三菱自動車の「eKワゴン」(左)と日産自動車の「DAYZ(デイズ)」【拡大】
一方、三菱自は燃費不正を受け未公表としていた2017年3月期の業績見通しを22日に公表すると発表。16年3月期に725億円の黒字だった連結最終損益は一転、8期ぶりの赤字に転落する公算が大きい。国内販売が激減している上、不正問題に伴う補償がかさむ見通しのためだ。

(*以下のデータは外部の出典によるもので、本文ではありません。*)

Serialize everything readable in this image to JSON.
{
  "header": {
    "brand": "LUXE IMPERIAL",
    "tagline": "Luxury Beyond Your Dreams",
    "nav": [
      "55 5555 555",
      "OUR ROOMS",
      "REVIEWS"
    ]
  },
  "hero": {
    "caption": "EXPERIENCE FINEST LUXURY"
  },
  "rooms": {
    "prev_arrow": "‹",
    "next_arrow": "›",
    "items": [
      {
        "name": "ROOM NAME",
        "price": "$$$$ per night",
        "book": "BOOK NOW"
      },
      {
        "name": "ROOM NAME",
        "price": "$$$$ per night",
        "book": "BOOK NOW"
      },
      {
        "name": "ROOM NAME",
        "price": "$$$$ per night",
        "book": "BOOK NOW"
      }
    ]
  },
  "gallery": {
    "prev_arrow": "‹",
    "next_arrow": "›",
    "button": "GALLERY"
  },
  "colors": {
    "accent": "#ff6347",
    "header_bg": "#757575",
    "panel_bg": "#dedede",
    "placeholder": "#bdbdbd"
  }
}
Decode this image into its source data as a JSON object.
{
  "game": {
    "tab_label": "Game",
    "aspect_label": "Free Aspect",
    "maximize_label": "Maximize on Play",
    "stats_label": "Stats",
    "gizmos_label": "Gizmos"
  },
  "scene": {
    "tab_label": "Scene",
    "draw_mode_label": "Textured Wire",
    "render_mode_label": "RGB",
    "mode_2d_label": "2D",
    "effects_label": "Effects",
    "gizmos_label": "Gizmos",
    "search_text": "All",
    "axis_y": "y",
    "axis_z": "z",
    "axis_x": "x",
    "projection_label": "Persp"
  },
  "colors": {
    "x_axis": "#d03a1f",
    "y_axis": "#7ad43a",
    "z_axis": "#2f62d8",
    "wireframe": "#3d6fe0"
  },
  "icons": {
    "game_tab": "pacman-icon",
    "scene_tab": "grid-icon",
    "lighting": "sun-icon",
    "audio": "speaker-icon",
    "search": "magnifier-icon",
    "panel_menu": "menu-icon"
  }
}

三菱自の国内受注は、不正発覚後、前年同月比で半減が続いている。不正の代償となる「補償」費用などの損失も膨らみ、データ改竄があった車両の所有者に対する補償分だけで約650億円の損失になる。また軽の販売再開後、新規購入客に対して希望小売価格から一律10万円を値引きする方針も示唆しており、利益の圧迫要因となる。
新車購入時に燃費性能などに応じて払う税金が変わる「エコカー減税」の対象区分が変わることも業績を押し下げる。過去に減免された税の支払い費用は三菱自が負担するとしており、国への返納分はそのまま利益をむしばむ。このほか軽供給先の日産の販売機会損失補償分や取引先への補償に伴う損失も多額に上る。